A moment later a man strolled up, nonchalantly rolled Paull’s hips and legs into the trunk with the rest of him, picked up the car key, closed the trunk and, sliding in behind the wheel, drove Paull’s car sedately out of the Residence Inn parking lot.


“PLEASE. CALL me Grigor.”

“You’ll forgive me if I get right to the point,” Jack said, as Annika walked back outside to take a call on her cell phone. “Where is Mikal Magnussen, the man who murdered, or ordered the murders of, Karl Rochev and Ilenya Makova?”

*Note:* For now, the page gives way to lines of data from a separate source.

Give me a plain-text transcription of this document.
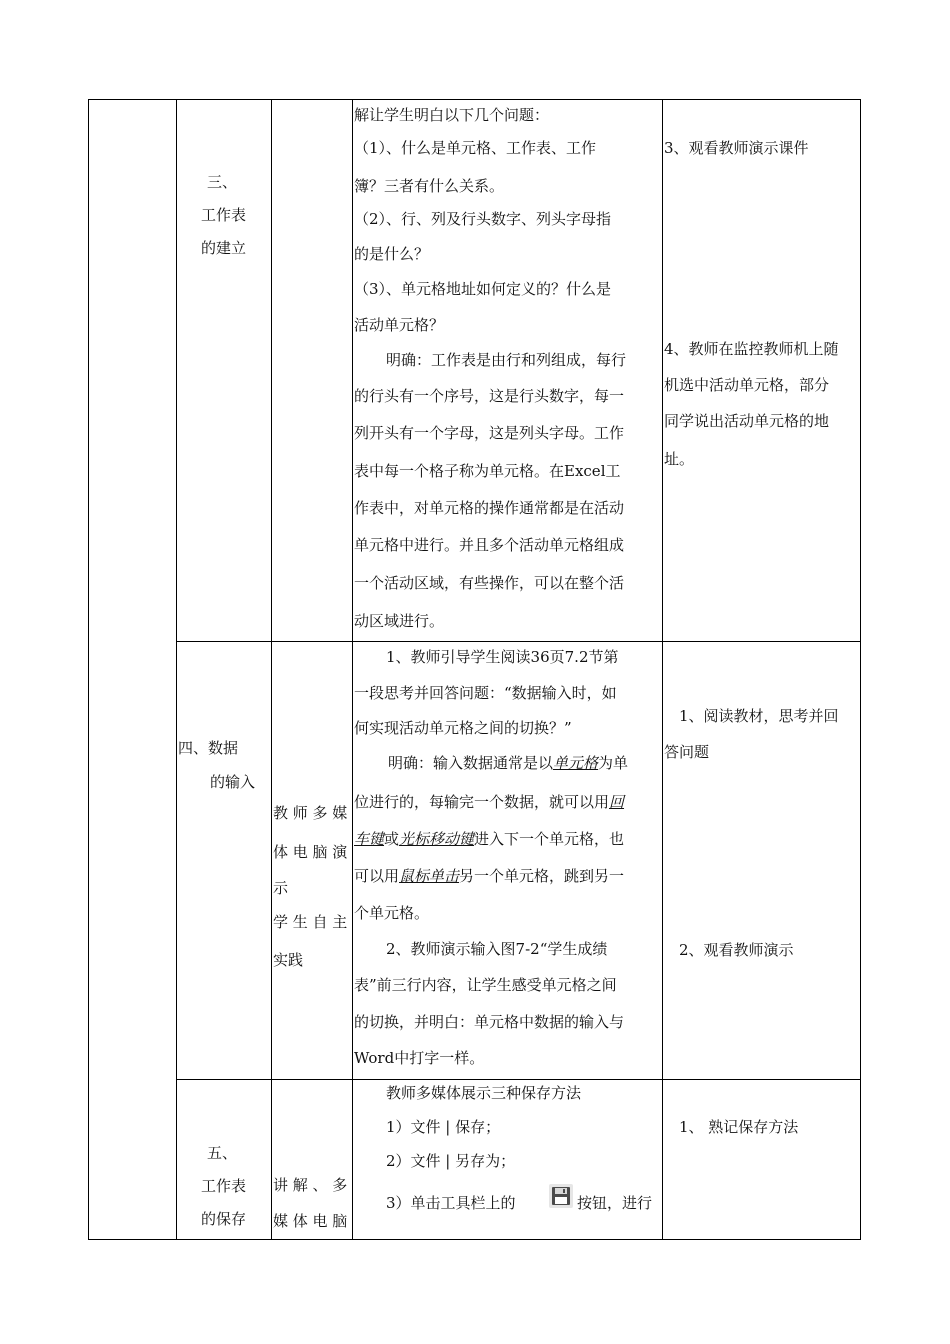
三、
工作表
的建立
解让学生明白以下几个问题：
（1）、什么是单元格、工作表、工作
簿？三者有什么关系。
（2）、行、列及行头数字、列头字母指
的是什么？
（3）、单元格地址如何定义的？什么是
活动单元格？
明确：工作表是由行和列组成，每行
的行头有一个序号，这是行头数字，每一
列开头有一个字母，这是列头字母。工作
表中每一个格子称为单元格。在Excel工
作表中，对单元格的操作通常都是在活动
单元格中进行。并且多个活动单元格组成
一个活动区域，有些操作，可以在整个活
动区域进行。
3、观看教师演示课件
4、教师在监控教师机上随
机选中活动单元格，部分
同学说出活动单元格的地
址。
四、数据
的输入
教 师 多 媒
体 电 脑 演
示
学 生 自 主
实践
1、教师引导学生阅读36页7.2节第
一段思考并回答问题：“数据输入时，如
何实现活动单元格之间的切换？”
明确：输入数据通常是以单元格为单
位进行的，每输完一个数据，就可以用回
车键或光标移动键进入下一个单元格，也
可以用鼠标单击另一个单元格，跳到另一
个单元格。
2、教师演示输入图7-2“学生成绩
表”前三行内容，让学生感受单元格之间
的切换，并明白：单元格中数据的输入与
Word中打字一样。
1、阅读教材，思考并回
答问题
2、观看教师演示
五、
工作表
的保存
讲 解 、 多
媒 体 电 脑
教师多媒体展示三种保存方法
1）文件 | 保存；
2）文件 | 另存为；
3）单击工具栏上的	按钮，进行
1、 熟记保存方法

Kharkishvili raised his eyebrows. “You know Ilenya’s name, you are unusually well informed.” He led Jack and Alli into a solarium at the rear of the mansion. He turned, smiling at Alli. “And this lovely young lady is . . .”

“My daughter,” Jack said.

Kharkishvili’s brows knit together. “I have a daughter more or less your age. She’s in school in Kiev, where her mother looks after her.”

“My mother is dead.” Alli stared unblinkingly up at his face. “My father is all I have.”

Kharkishvili cleared his throat, obviously taken aback. “Would you like to sit here while your father and I take a stroll? There’s a fine view of the surrounding hills and forests—”

“Hell, no.”

He glanced at Jack, who gave him no help at all. “As you wish.” He seemed to say this to both of them, his tone one of disapproval rather than of concession. He cleared his throat again, clearly uncomfortable discussing matters in front of Alli, whom he took to be a teenager. “Rochev had to be eliminated—he had ordered Lloyd Berns’s death. Why? Because Berns, having learned about us, about AURA, was going to leak the information to General Brandt, and Brandt would have told Yukin, who would have informed Batchuk, and then a Trinadtsat extermination squad would have been dispatched to kill us all.”

“And Ilenya Makova?”

“Ah, well, killing Rochev’s mistress was collateral damage. He was there with her in the dacha, but managed to escape the property.”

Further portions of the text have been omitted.